Par exemple, la liste d’attente de la clinique post-COVID de l’Institut de recherches cliniques de Montréal, frôlait déjà les 1000 patients le printemps dernier.
«Est-ce que Québec est au courant de la COVID longue? Oui. Est-ce qu’ils en parlent ouvertement? Non.» — Simon Décary
«On a des discussions régulières avec le ministère [de la Santé et des Services sociaux] pour trouver comment répondre à tous ces gens qui vont se présenter tout d’un coup avec la COVID longue», assure le président de l’OPPQ Denis Pelletier.

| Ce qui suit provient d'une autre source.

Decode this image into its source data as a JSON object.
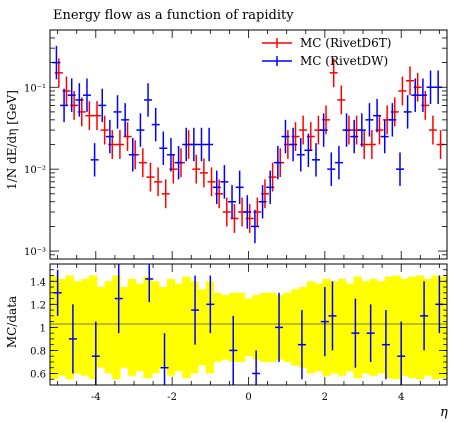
{
  "chart_data": [
    {
      "type": "scatter",
      "title": "Energy flow as a function of rapidity",
      "ylabel": "1/N dE/dη [GeV]",
      "yscale": "log",
      "xlim": [
        -5.2,
        5.2
      ],
      "ylim": [
        0.0008,
        0.5
      ],
      "yticks": [
        0.001,
        0.01,
        0.1
      ],
      "ytick_labels": [
        "10⁻³",
        "10⁻²",
        "10⁻¹"
      ],
      "legend_position": "top-right",
      "series": [
        {
          "name": "MC (RivetD6T)",
          "color": "#ff0000",
          "x": [
            -5.0,
            -4.8,
            -4.6,
            -4.4,
            -4.2,
            -4.0,
            -3.8,
            -3.6,
            -3.4,
            -3.2,
            -3.0,
            -2.8,
            -2.6,
            -2.4,
            -2.2,
            -2.0,
            -1.8,
            -1.6,
            -1.4,
            -1.2,
            -1.0,
            -0.8,
            -0.6,
            -0.4,
            -0.2,
            0.0,
            0.2,
            0.4,
            0.6,
            0.8,
            1.0,
            1.2,
            1.4,
            1.6,
            1.8,
            2.0,
            2.2,
            2.4,
            2.6,
            2.8,
            3.0,
            3.2,
            3.4,
            3.6,
            3.8,
            4.0,
            4.2,
            4.4,
            4.6,
            4.8,
            5.0
          ],
          "y": [
            0.15,
            0.09,
            0.06,
            0.05,
            0.045,
            0.045,
            0.03,
            0.02,
            0.02,
            0.025,
            0.015,
            0.012,
            0.008,
            0.007,
            0.005,
            0.01,
            0.012,
            0.02,
            0.01,
            0.009,
            0.007,
            0.005,
            0.003,
            0.0025,
            0.003,
            0.0025,
            0.003,
            0.005,
            0.008,
            0.012,
            0.02,
            0.025,
            0.03,
            0.025,
            0.03,
            0.04,
            0.15,
            0.07,
            0.03,
            0.03,
            0.02,
            0.02,
            0.03,
            0.04,
            0.05,
            0.09,
            0.12,
            0.1,
            0.06,
            0.03,
            0.02
          ],
          "yerr_rel": 0.5
        },
        {
          "name": "MC (RivetDW)",
          "color": "#0000ff",
          "x": [
            -5.0,
            -4.8,
            -4.6,
            -4.4,
            -4.2,
            -4.0,
            -3.8,
            -3.6,
            -3.4,
            -3.2,
            -3.0,
            -2.8,
            -2.6,
            -2.4,
            -2.2,
            -2.0,
            -1.8,
            -1.6,
            -1.4,
            -1.2,
            -1.0,
            -0.8,
            -0.6,
            -0.4,
            -0.2,
            0.0,
            0.2,
            0.4,
            0.6,
            0.8,
            1.0,
            1.2,
            1.4,
            1.6,
            1.8,
            2.0,
            2.2,
            2.4,
            2.6,
            2.8,
            3.0,
            3.2,
            3.4,
            3.6,
            3.8,
            4.0,
            4.2,
            4.4,
            4.6,
            4.8,
            5.0
          ],
          "y": [
            0.2,
            0.06,
            0.08,
            0.07,
            0.08,
            0.013,
            0.06,
            0.025,
            0.05,
            0.04,
            0.015,
            0.03,
            0.07,
            0.035,
            0.018,
            0.015,
            0.012,
            0.02,
            0.02,
            0.02,
            0.02,
            0.006,
            0.007,
            0.004,
            0.006,
            0.003,
            0.002,
            0.004,
            0.006,
            0.012,
            0.025,
            0.02,
            0.015,
            0.017,
            0.013,
            0.03,
            0.01,
            0.012,
            0.03,
            0.025,
            0.03,
            0.04,
            0.045,
            0.025,
            0.04,
            0.01,
            0.05,
            0.08,
            0.08,
            0.1,
            0.1
          ],
          "yerr_rel": 0.6
        }
      ]
    },
    {
      "type": "scatter",
      "ylabel": "MC/data",
      "xlabel": "η",
      "xlim": [
        -5.2,
        5.2
      ],
      "ylim": [
        0.5,
        1.55
      ],
      "xticks": [
        -4,
        -2,
        0,
        2,
        4
      ],
      "xtick_labels": [
        "-4",
        "-2",
        "0",
        "2",
        "4"
      ],
      "yticks": [
        0.6,
        0.8,
        1.0,
        1.2,
        1.4
      ],
      "ytick_labels": [
        "0.6",
        "0.8",
        "1",
        "1.2",
        "1.4"
      ],
      "band_color": "#ffff00",
      "band_halfwidth": [
        0.45,
        0.42,
        0.45,
        0.4,
        0.42,
        0.45,
        0.35,
        0.4,
        0.45,
        0.35,
        0.42,
        0.38,
        0.44,
        0.4,
        0.35,
        0.42,
        0.38,
        0.44,
        0.4,
        0.33,
        0.4,
        0.3,
        0.28,
        0.3,
        0.3,
        0.25,
        0.28,
        0.3,
        0.3,
        0.28,
        0.3,
        0.33,
        0.35,
        0.4,
        0.38,
        0.42,
        0.4,
        0.42,
        0.38,
        0.44,
        0.4,
        0.42,
        0.4,
        0.44,
        0.45,
        0.42,
        0.44,
        0.45,
        0.42,
        0.45,
        0.44
      ],
      "series": [
        {
          "name": "MC (RivetDW)",
          "color": "#0000ff",
          "x": [
            -5.0,
            -4.6,
            -4.0,
            -3.4,
            -2.6,
            -2.2,
            -1.4,
            -1.0,
            -0.4,
            0.2,
            0.8,
            1.4,
            2.0,
            2.2,
            2.8,
            3.2,
            3.6,
            4.0,
            4.6,
            5.0
          ],
          "y": [
            1.3,
            0.9,
            0.75,
            1.25,
            1.42,
            0.65,
            1.15,
            1.2,
            0.8,
            0.6,
            1.0,
            0.85,
            1.05,
            1.1,
            0.95,
            0.95,
            0.85,
            0.75,
            1.1,
            1.2
          ],
          "yerr": [
            0.2,
            0.3,
            0.3,
            0.3,
            0.2,
            0.3,
            0.3,
            0.25,
            0.3,
            0.2,
            0.3,
            0.3,
            0.3,
            0.3,
            0.3,
            0.25,
            0.3,
            0.3,
            0.3,
            0.25
          ]
        }
      ]
    }
  ]
}
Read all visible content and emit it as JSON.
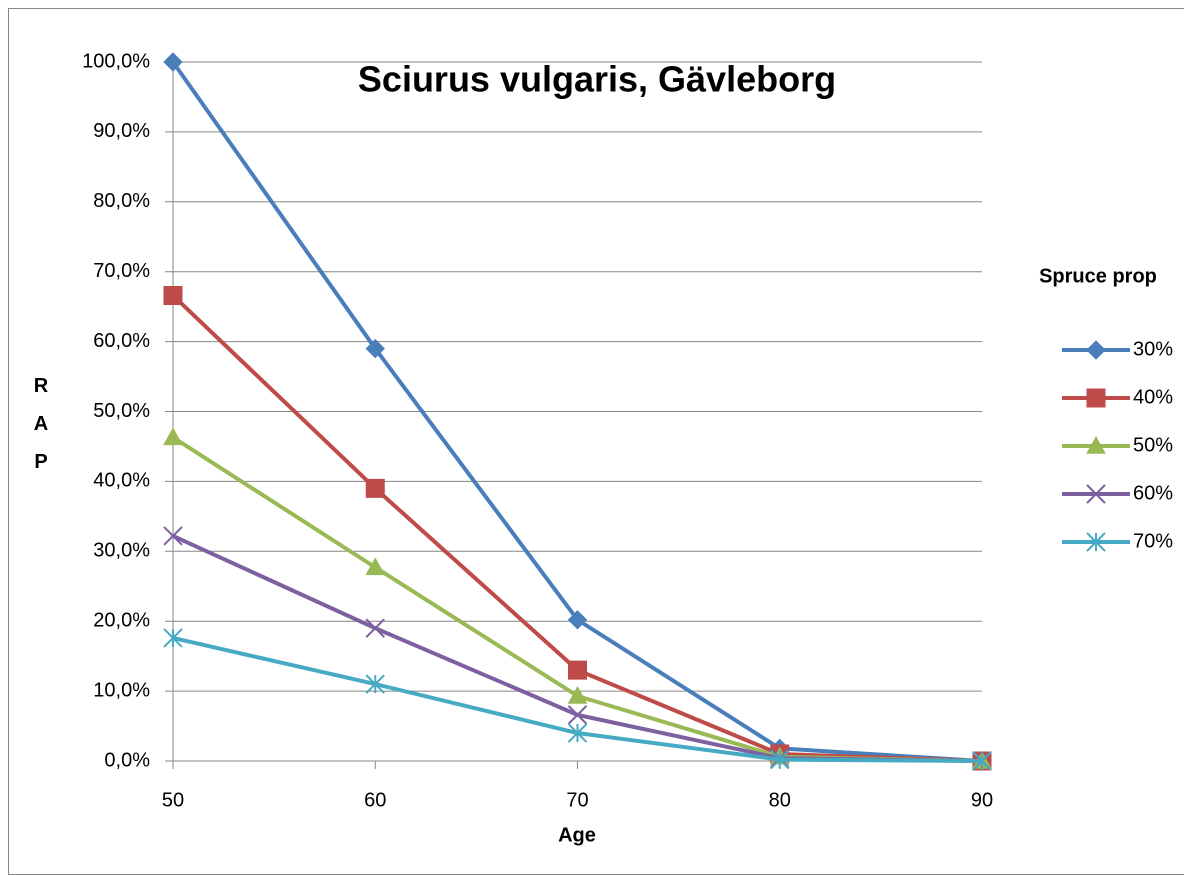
{
  "chart_data": {
    "type": "line",
    "title": "Sciurus vulgaris, Gävleborg",
    "x_label": "Age",
    "y_label": "RAP",
    "legend_title": "Spruce prop",
    "legend_position": "right",
    "grid": true,
    "x": [
      50,
      60,
      70,
      80,
      90
    ],
    "xlim": [
      50,
      90
    ],
    "xticks": [
      50,
      60,
      70,
      80,
      90
    ],
    "ylim": [
      0,
      100
    ],
    "yticks": [
      {
        "value": 0,
        "label": "0,0%"
      },
      {
        "value": 10,
        "label": "10,0%"
      },
      {
        "value": 20,
        "label": "20,0%"
      },
      {
        "value": 30,
        "label": "30,0%"
      },
      {
        "value": 40,
        "label": "40,0%"
      },
      {
        "value": 50,
        "label": "50,0%"
      },
      {
        "value": 60,
        "label": "60,0%"
      },
      {
        "value": 70,
        "label": "70,0%"
      },
      {
        "value": 80,
        "label": "80,0%"
      },
      {
        "value": 90,
        "label": "90,0%"
      },
      {
        "value": 100,
        "label": "100,0%"
      }
    ],
    "series": [
      {
        "name": "30%",
        "color": "#4a7ebb",
        "marker": "diamond",
        "values": [
          100,
          59,
          20.2,
          1.8,
          0
        ]
      },
      {
        "name": "40%",
        "color": "#be4b48",
        "marker": "square",
        "values": [
          66.6,
          39,
          13,
          1,
          0
        ]
      },
      {
        "name": "50%",
        "color": "#98b954",
        "marker": "triangle",
        "values": [
          46.3,
          27.7,
          9.3,
          0.6,
          0
        ]
      },
      {
        "name": "60%",
        "color": "#7d60a0",
        "marker": "x",
        "values": [
          32.2,
          19,
          6.6,
          0.4,
          0
        ]
      },
      {
        "name": "70%",
        "color": "#46aac5",
        "marker": "star",
        "values": [
          17.6,
          11,
          4,
          0.2,
          0
        ]
      }
    ]
  }
}
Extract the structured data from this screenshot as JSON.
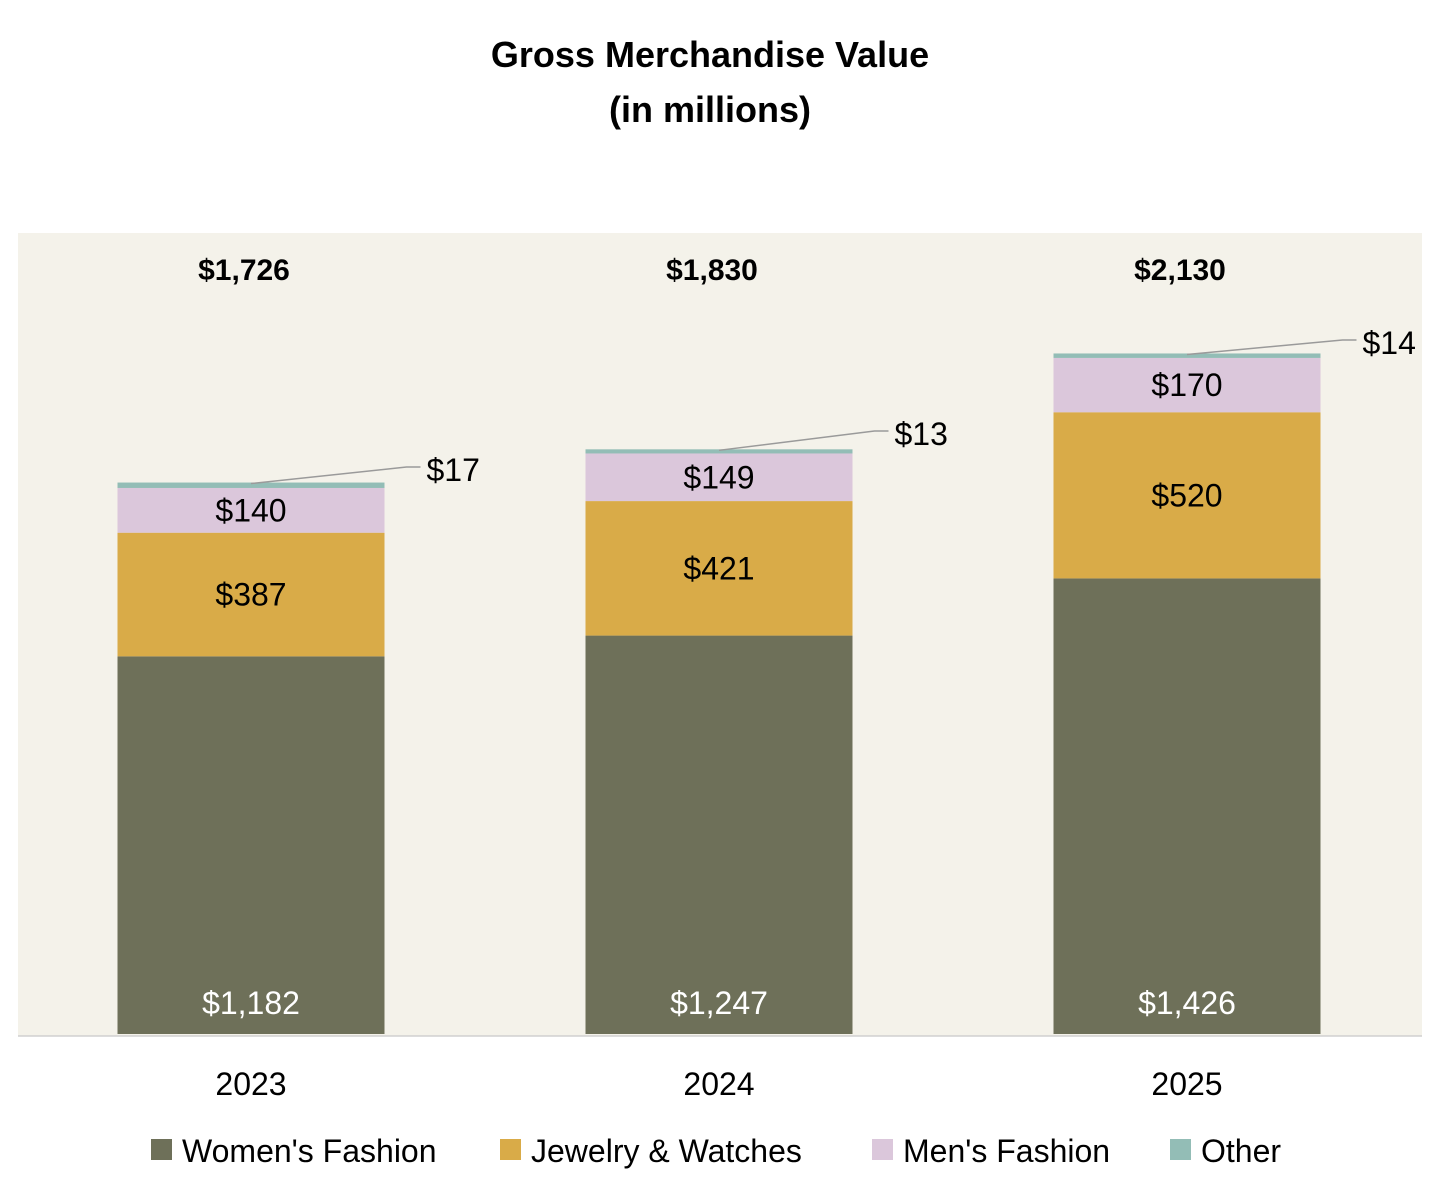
{
  "chart_data": {
    "type": "bar",
    "stacked": true,
    "title": "Gross Merchandise Value",
    "subtitle": "(in millions)",
    "categories": [
      "2023",
      "2024",
      "2025"
    ],
    "series": [
      {
        "name": "Women's Fashion",
        "color": "#6e7059",
        "label_color": "#ffffff",
        "values": [
          1182,
          1247,
          1426
        ],
        "labels": [
          "$1,182",
          "$1,247",
          "$1,426"
        ]
      },
      {
        "name": "Jewelry & Watches",
        "color": "#d9ab48",
        "label_color": "#000000",
        "values": [
          387,
          421,
          520
        ],
        "labels": [
          "$387",
          "$421",
          "$520"
        ]
      },
      {
        "name": "Men's Fashion",
        "color": "#dbc7db",
        "label_color": "#000000",
        "values": [
          140,
          149,
          170
        ],
        "labels": [
          "$140",
          "$149",
          "$170"
        ]
      },
      {
        "name": "Other",
        "color": "#93bdb6",
        "label_color": "#000000",
        "values": [
          17,
          13,
          14
        ],
        "labels": [
          "$17",
          "$13",
          "$14"
        ]
      }
    ],
    "totals": [
      1726,
      1830,
      2130
    ],
    "total_labels": [
      "$1,726",
      "$1,830",
      "$2,130"
    ],
    "ylim": [
      0,
      2400
    ],
    "xlabel": "",
    "ylabel": "",
    "grid": false,
    "legend_position": "bottom",
    "plot_background": "#f4f2ea"
  }
}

Pour répondre à la pression accrue, il affirme que des démarches sont en cours «tant au collégial qu’au niveau universitaire» pour former davantage de physiothérapeutes et des technologues en physiothérapie. On souhaite aussi miser davantage sur la télé-thérapie et sur les ateliers de groupes.
En attendant, les histoires de ces oubliés de la pandémie ont de quoi faire réfléchir ceux qui minimisent la gravité de la pandémie.
«Si quelqu’un ne veut pas se faire vacciner, c’est de ses affaires. On a le droit d’avoir tout le monde des opinions différentes, moi je respecte ça», philosophe Claudia Hébert.
«Mais je vous le dis, avoir la COVID longue… Moi j’étais sur le point de devenir vétérinaire, de m’acheter un terrain, d’avoir une maison. Ça fait un an et demi que ma vie est sur pause. Et il n’y a pas de traitement. Je ne sais même pas quand je vais aller mieux. Est-ce que je vais pouvoir un jour aller mieux?»